Die Rechner im Manual Desktop Pool erzeugt der Systemverwalter manuell. Sie lassen sich dann
auch individuellen Benutzern zuordnen. Der Terminal Services Desktop Pool stellt Desktops nach den
bekannten Konzepten der Terminal-Services bereit.
Im Test richteten wir einen individuellen Desktop ein. In den Dialogen fragt der zugehörige
Assistent weitere Konfigurationsparameter ab, darunter eine eindeutige Kennung des Desktops. Die
wohl wichtigste Angabe ist aber jene zur virtuellen Maschine. Hier ist die VM zu bestimmen, in der
der virtuelle Desktop laufen soll. Ist der virtuelle Desktop erstellt, so wird dieser in die
Verwaltungskonsole des View-Administrators eingeblendet. Hier sind auch die weitere Verwaltung der
VMs sowie der Sessions vorzunehmen. Wenn der Anwender hier alle Einstellungen richtig vornimmt,
steht der Arbeit mit dem virtuellen Desktop nichts mehr im Weg.
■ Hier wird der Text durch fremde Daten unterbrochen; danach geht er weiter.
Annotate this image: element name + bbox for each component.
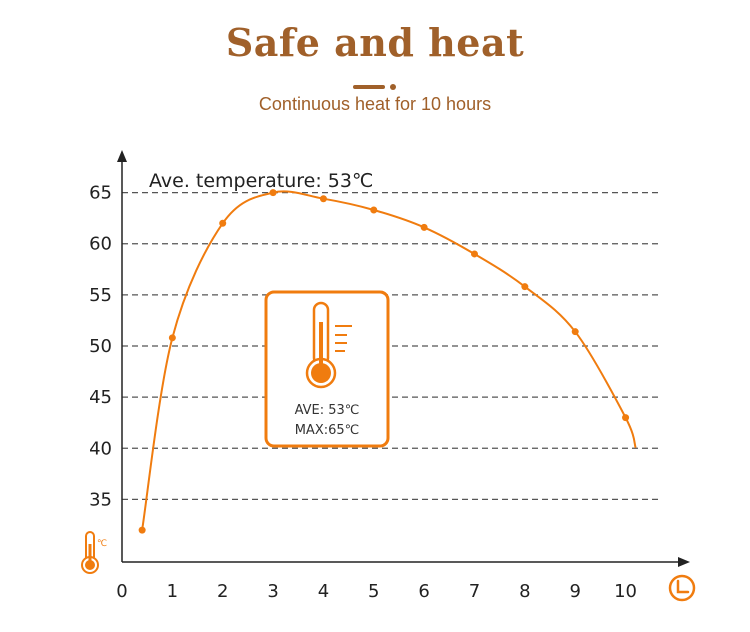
badge-max: MAX:65℃	[295, 423, 360, 438]
x-tick-labels: 0 1 2 3 4 5 6 7 8 9 10	[116, 581, 637, 602]
data-point-9	[571, 328, 579, 336]
title-divider	[353, 84, 396, 90]
x-axis-arrow	[678, 557, 690, 567]
x-tick-label: 6	[418, 581, 429, 602]
data-point-3	[269, 189, 277, 197]
y-tick-label: 55	[89, 285, 112, 306]
page-title: Safe and heat	[225, 20, 525, 65]
y-tick-labels: 35 40 45 50 55 60 65	[89, 183, 112, 511]
x-tick-label: 4	[318, 581, 329, 602]
x-tick-label: 10	[614, 581, 637, 602]
x-tick-label: 9	[569, 581, 580, 602]
y-tick-label: 40	[89, 438, 112, 459]
x-tick-label: 7	[469, 581, 480, 602]
thermometer-celsius-icon: ℃	[81, 531, 107, 574]
data-point-5	[370, 206, 378, 214]
celsius-unit-label: ℃	[97, 539, 107, 549]
data-point-8	[521, 283, 529, 291]
clock-icon	[668, 574, 696, 602]
x-tick-label: 1	[167, 581, 178, 602]
y-tick-label: 65	[89, 183, 112, 204]
y-axis-arrow	[117, 150, 127, 162]
average-temperature-note: Ave. temperature: 53℃	[149, 170, 373, 192]
page-subtitle: Continuous heat for 10 hours	[258, 94, 492, 114]
data-point-0	[138, 526, 146, 534]
data-point-7	[471, 250, 478, 258]
y-tick-label: 35	[89, 489, 112, 510]
y-tick-label: 50	[89, 336, 112, 357]
x-tick-label: 2	[217, 581, 228, 602]
data-point-1	[168, 334, 176, 342]
thermometer-icon	[305, 301, 352, 389]
y-tick-label: 45	[89, 387, 112, 408]
x-tick-label: 0	[116, 581, 127, 602]
axes	[117, 150, 690, 567]
data-point-4	[319, 195, 327, 203]
data-point-2	[219, 219, 227, 227]
y-tick-label: 60	[89, 234, 112, 255]
data-points	[138, 189, 630, 534]
data-point-10	[622, 414, 630, 422]
data-point-6	[420, 223, 428, 231]
x-tick-label: 5	[368, 581, 379, 602]
x-tick-label: 3	[267, 581, 278, 602]
temperature-badge: AVE: 53℃ MAX:65℃	[264, 290, 390, 448]
grid-lines	[122, 191, 658, 501]
x-tick-label: 8	[519, 581, 530, 602]
badge-average: AVE: 53℃	[295, 403, 360, 418]
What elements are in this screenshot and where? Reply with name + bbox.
Mit View 3 hat VMware die Erstellung und Verwaltung von virtuellen Desktops zweifelsfrei
vereinfacht. Die Tools und Assistenten helfen bei der Erzeugung und Verwaltung der virtuellen
Systeme. Dennoch ist dies kein leichtes Unterfangen. Der Grund dafür liegt in der Menge der
involvierten Baugruppen. Dazu gehören die ESX-Server als Backend-Maschinen, Vcenter (vormals
Virtual Center), View Manager und View Composer, ferner sind Client-Agenten einzurichten und die
Verbindung zum Storage Pool für die virtuellen Maschinen bereitzustellen. Hinzu kommen Vorlagen für
Desktops, Snapshots und dergleichen mehr. Um zu den Systemen einen Zugang aufzubauen, sind diverse
Passwörter notwendig; hier ist es ratsam, diese auf möglichst wenige zu konsolidieren. Es sind auf
mehreren Rechnern Installationen und Konfigurationsänderungen vorzunehmen. Eine weitergehende
Unterstützung durch mehr Automation würde die Inbetriebnahme sicher vereinfachen.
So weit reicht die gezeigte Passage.